Şiirin redifi olan “bana” bu beyitte bir olumlu bir de olumsuz göstergeyi yüklenmiştir. Aynı beden bir şeye sarılamamakta ama aynı zamanda başka bir şey kendisine sarılmaktadır. Kefen ve Sîm-ten arasındaki benzerlik “bana” için eşit mesabededir. Beyitte geçen “ölem gidem” kullanımı tezadında bir “yaşam”ın varlığının göstergesidir. Ölümü beyazlık şeklinde olumlu görmek kadar umutlu bir ifade kullanıp, bu dünyada kendisine beyazlık layık görülen birisinin vücuduna beyazın kirlisi olan gümüşün sarılmaması gerekir. İşte bundan dolayıdır ki gümüş beden de aynı dünya gibi onun kirinden nasibini almıştır. Söz konusu sîm-ten objesi “dünya”nın istiaresidir. Yani görüngüler dünyasının bir simgesidir. Fakat beyaz olan kefen en son verilen bir ödül gibi durmaktadır. İşte bu beyazlık ve saflıkla umut ettiği zatın huzuruna çıkacaktır.

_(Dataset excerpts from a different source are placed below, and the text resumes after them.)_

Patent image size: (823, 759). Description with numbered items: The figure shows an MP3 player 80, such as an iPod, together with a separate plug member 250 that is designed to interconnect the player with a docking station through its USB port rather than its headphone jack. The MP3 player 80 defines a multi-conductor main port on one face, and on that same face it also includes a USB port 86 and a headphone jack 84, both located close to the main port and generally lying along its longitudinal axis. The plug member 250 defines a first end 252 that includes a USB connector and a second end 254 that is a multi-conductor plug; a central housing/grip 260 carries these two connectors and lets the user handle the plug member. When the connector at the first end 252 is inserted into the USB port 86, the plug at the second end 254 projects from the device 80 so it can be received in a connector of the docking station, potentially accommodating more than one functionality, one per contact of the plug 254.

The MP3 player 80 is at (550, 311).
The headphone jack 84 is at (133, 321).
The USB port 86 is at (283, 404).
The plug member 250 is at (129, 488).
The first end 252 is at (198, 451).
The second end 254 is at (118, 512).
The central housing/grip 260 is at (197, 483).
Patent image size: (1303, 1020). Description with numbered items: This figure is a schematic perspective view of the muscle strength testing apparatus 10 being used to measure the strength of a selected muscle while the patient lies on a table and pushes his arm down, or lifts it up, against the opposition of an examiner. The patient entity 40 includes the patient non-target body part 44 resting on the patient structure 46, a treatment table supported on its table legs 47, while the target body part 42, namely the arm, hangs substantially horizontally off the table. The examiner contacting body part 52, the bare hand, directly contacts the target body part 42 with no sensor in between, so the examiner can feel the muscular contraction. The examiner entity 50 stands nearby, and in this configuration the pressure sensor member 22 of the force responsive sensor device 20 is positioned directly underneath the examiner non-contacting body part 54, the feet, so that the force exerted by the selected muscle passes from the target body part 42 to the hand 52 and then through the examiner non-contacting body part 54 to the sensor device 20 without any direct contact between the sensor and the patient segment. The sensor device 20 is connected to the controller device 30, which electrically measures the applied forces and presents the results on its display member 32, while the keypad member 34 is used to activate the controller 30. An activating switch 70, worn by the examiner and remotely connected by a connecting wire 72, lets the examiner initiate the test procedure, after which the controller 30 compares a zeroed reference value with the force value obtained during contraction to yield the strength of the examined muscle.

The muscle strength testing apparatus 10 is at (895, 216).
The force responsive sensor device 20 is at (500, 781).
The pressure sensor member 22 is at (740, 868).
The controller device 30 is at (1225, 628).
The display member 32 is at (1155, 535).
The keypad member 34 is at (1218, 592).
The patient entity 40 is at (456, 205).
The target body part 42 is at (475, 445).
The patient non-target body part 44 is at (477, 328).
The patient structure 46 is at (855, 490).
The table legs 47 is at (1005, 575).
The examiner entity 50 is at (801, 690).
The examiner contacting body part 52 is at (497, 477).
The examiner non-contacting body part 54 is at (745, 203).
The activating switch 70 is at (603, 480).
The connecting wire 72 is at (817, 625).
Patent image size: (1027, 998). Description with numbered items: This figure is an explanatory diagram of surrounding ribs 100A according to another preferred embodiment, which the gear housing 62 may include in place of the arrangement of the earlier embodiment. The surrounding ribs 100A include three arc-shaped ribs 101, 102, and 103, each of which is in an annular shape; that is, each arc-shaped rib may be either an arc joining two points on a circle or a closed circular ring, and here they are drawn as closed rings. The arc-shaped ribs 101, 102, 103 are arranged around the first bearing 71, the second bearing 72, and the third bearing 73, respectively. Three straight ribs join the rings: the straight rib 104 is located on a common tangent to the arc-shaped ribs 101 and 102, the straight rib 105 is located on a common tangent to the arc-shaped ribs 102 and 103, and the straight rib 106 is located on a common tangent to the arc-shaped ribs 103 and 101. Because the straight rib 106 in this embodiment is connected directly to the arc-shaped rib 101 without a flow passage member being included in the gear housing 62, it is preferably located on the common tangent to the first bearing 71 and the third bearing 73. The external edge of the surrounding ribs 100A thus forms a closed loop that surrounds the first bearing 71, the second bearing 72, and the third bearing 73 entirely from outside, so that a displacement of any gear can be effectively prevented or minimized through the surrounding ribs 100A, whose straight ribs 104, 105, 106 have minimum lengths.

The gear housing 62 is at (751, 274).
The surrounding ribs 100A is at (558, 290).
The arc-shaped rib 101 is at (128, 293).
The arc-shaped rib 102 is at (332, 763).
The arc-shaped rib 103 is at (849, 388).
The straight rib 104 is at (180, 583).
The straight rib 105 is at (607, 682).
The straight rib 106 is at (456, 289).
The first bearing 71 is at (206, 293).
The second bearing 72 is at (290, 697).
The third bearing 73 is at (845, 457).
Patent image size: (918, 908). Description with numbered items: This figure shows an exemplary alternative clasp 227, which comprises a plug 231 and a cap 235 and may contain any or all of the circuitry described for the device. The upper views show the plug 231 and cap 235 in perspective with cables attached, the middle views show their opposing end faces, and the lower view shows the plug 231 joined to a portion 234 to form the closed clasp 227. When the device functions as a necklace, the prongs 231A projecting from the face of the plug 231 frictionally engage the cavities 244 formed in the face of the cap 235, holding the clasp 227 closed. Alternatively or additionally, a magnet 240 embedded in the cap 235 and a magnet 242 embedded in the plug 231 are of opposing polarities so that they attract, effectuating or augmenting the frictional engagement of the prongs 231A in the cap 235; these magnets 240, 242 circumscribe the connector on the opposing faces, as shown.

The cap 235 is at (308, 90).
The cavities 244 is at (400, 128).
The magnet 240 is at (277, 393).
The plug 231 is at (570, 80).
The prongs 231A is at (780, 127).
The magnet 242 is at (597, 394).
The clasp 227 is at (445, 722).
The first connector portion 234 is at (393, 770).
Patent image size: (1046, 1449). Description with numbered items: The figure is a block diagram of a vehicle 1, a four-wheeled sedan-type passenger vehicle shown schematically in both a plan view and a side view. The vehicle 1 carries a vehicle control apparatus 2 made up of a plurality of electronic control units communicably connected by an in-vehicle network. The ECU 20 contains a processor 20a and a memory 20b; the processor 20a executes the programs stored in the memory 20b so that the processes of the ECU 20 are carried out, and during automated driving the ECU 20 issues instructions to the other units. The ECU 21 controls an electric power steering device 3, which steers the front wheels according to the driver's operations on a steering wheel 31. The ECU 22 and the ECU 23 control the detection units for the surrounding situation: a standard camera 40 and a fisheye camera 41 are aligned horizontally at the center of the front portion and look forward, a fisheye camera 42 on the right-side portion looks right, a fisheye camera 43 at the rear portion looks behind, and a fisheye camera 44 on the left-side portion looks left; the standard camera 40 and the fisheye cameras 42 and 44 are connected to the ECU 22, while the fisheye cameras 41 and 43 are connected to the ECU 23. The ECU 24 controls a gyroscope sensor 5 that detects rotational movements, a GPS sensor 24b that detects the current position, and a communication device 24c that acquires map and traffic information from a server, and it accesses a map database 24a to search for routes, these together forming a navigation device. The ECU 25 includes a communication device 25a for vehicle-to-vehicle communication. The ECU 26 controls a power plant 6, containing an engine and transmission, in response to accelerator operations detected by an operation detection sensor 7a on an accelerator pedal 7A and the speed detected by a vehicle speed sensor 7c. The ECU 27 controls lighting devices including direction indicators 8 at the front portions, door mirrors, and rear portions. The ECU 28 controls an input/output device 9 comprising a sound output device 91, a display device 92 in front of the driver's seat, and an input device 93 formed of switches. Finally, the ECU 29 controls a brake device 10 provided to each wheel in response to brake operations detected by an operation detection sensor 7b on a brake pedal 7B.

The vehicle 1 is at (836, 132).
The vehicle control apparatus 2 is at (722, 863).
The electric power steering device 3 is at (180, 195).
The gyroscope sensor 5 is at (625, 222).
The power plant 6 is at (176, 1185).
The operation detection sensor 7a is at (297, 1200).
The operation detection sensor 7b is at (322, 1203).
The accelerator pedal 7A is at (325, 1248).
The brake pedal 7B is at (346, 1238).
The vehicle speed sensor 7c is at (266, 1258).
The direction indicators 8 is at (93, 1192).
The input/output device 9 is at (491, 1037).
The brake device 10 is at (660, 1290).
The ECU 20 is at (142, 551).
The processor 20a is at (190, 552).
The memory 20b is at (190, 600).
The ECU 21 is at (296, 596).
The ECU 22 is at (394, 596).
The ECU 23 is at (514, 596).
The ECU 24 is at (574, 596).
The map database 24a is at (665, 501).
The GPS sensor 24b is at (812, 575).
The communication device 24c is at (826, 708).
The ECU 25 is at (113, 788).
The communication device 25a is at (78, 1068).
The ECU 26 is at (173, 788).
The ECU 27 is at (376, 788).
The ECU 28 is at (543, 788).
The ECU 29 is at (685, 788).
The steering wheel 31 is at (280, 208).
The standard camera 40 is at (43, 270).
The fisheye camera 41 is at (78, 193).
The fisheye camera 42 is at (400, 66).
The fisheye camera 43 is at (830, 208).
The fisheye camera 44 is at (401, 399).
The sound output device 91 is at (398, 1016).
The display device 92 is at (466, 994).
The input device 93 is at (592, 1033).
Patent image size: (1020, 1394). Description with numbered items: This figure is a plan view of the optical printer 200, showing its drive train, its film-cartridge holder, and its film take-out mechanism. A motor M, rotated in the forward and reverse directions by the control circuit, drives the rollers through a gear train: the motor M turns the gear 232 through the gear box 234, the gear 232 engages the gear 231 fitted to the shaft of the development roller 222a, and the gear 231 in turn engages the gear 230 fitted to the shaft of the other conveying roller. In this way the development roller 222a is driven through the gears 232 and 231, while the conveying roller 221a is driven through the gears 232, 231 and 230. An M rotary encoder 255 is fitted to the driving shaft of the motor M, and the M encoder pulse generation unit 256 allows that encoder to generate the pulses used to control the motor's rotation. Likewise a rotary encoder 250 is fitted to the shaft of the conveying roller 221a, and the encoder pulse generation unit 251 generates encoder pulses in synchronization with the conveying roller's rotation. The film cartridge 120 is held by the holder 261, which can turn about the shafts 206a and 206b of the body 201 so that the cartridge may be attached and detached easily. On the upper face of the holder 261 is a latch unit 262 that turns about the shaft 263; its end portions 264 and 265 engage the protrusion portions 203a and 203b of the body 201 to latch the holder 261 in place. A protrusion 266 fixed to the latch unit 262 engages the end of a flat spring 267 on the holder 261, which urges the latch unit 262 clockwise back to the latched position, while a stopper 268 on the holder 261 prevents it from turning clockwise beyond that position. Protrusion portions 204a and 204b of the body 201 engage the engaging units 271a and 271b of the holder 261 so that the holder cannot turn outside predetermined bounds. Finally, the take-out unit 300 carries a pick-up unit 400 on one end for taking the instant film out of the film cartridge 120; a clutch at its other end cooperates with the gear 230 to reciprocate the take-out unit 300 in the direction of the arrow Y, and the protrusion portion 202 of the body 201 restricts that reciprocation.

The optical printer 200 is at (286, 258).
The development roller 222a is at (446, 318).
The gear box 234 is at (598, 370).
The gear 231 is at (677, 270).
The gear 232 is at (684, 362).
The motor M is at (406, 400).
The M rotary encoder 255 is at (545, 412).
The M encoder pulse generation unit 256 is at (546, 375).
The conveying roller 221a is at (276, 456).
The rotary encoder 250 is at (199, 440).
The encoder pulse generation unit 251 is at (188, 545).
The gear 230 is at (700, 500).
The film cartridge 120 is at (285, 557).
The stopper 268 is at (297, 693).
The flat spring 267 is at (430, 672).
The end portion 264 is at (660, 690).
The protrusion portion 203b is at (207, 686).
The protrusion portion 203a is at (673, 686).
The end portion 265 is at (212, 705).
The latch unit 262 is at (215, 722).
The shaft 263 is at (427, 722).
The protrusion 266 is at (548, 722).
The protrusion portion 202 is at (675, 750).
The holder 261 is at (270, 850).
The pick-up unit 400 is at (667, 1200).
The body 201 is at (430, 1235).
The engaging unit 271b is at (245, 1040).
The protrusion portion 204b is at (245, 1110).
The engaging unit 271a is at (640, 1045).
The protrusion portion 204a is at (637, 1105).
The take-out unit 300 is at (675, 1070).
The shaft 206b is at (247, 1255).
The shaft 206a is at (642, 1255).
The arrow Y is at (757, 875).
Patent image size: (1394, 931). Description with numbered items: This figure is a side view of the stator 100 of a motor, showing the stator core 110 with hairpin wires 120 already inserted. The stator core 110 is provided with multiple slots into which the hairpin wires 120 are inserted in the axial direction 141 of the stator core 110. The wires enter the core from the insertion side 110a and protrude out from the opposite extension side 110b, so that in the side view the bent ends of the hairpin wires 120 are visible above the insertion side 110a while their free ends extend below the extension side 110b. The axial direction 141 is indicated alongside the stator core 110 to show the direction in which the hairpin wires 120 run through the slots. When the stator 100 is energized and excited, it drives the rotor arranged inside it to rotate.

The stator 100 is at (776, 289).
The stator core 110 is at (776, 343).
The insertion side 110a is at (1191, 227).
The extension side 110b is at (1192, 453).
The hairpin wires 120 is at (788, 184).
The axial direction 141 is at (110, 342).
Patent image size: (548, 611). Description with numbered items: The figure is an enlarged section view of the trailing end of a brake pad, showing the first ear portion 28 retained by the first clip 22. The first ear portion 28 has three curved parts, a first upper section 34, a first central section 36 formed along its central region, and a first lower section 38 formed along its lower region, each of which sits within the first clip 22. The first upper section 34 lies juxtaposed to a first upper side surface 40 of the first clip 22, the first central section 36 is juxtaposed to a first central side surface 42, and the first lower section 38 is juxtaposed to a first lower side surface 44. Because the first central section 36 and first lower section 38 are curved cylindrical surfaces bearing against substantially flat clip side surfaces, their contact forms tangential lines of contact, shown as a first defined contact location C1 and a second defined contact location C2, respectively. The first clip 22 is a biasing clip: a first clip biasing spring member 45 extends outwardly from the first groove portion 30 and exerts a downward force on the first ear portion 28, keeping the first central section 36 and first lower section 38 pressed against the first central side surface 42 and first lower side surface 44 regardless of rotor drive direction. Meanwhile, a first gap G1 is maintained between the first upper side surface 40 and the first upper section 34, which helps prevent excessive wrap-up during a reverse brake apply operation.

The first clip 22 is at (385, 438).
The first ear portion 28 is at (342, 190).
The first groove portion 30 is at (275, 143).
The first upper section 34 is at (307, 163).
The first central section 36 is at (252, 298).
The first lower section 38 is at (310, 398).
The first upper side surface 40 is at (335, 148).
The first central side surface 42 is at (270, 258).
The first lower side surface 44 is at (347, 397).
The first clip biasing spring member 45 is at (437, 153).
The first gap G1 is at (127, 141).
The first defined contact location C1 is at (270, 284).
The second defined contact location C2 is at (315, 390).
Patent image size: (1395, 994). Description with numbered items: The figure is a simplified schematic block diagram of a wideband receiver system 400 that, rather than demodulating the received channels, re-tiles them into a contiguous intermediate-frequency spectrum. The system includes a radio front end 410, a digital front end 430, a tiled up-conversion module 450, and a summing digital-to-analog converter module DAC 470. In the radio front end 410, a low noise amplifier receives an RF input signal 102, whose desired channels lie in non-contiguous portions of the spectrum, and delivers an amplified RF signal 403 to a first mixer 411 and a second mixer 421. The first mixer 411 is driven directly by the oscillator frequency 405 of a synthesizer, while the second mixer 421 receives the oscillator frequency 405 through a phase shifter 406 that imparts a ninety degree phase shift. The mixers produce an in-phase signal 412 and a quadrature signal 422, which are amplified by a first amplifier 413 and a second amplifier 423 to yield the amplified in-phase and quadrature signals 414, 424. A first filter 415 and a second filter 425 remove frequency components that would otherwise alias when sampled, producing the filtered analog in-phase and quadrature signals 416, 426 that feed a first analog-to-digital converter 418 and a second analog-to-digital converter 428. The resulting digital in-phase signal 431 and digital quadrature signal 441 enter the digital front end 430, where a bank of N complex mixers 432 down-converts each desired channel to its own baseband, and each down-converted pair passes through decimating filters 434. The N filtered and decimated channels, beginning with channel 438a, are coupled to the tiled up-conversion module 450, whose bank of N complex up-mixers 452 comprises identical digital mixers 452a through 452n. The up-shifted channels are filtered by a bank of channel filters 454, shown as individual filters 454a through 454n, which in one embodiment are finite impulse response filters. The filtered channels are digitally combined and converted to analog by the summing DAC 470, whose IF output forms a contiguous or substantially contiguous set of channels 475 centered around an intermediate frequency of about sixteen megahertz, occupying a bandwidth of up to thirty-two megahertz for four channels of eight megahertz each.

Objeler, karakter tabakasında, görüldüğü gibi şairin dünya ve içindekilere meyletmediği ve bunların kendisine bulaşmasını istemediği bir tecrit düşüncesi vardır.

Kader tabakasında diğer beyitlerde de görüleceği gibi şiirin tümüne yayılan bir hakiki sevgiliye olan özlem duygusu ağır basmaktadır.

2. Beyit

Cevr ile sevdügümden ayırdı beni hasud Sevdüklerinde bulsun efendi iden baŋa Kelimeler:

Cevr: Haksızlık, cefa, eziyet, tarikat adamının ruhani ilerlemesine mani olan şey, Hasud: Kıskanç, çekemeyen

Kıskancın biri eziyet ederek, zulmederek onu sevdiğinden ayırmıştır. Bu cefa ile kendisini bu duruma getirenlerin aynısının kendi sevdiklerince kendisine eziyet çektirilmesini isteyen bir beddua beyti.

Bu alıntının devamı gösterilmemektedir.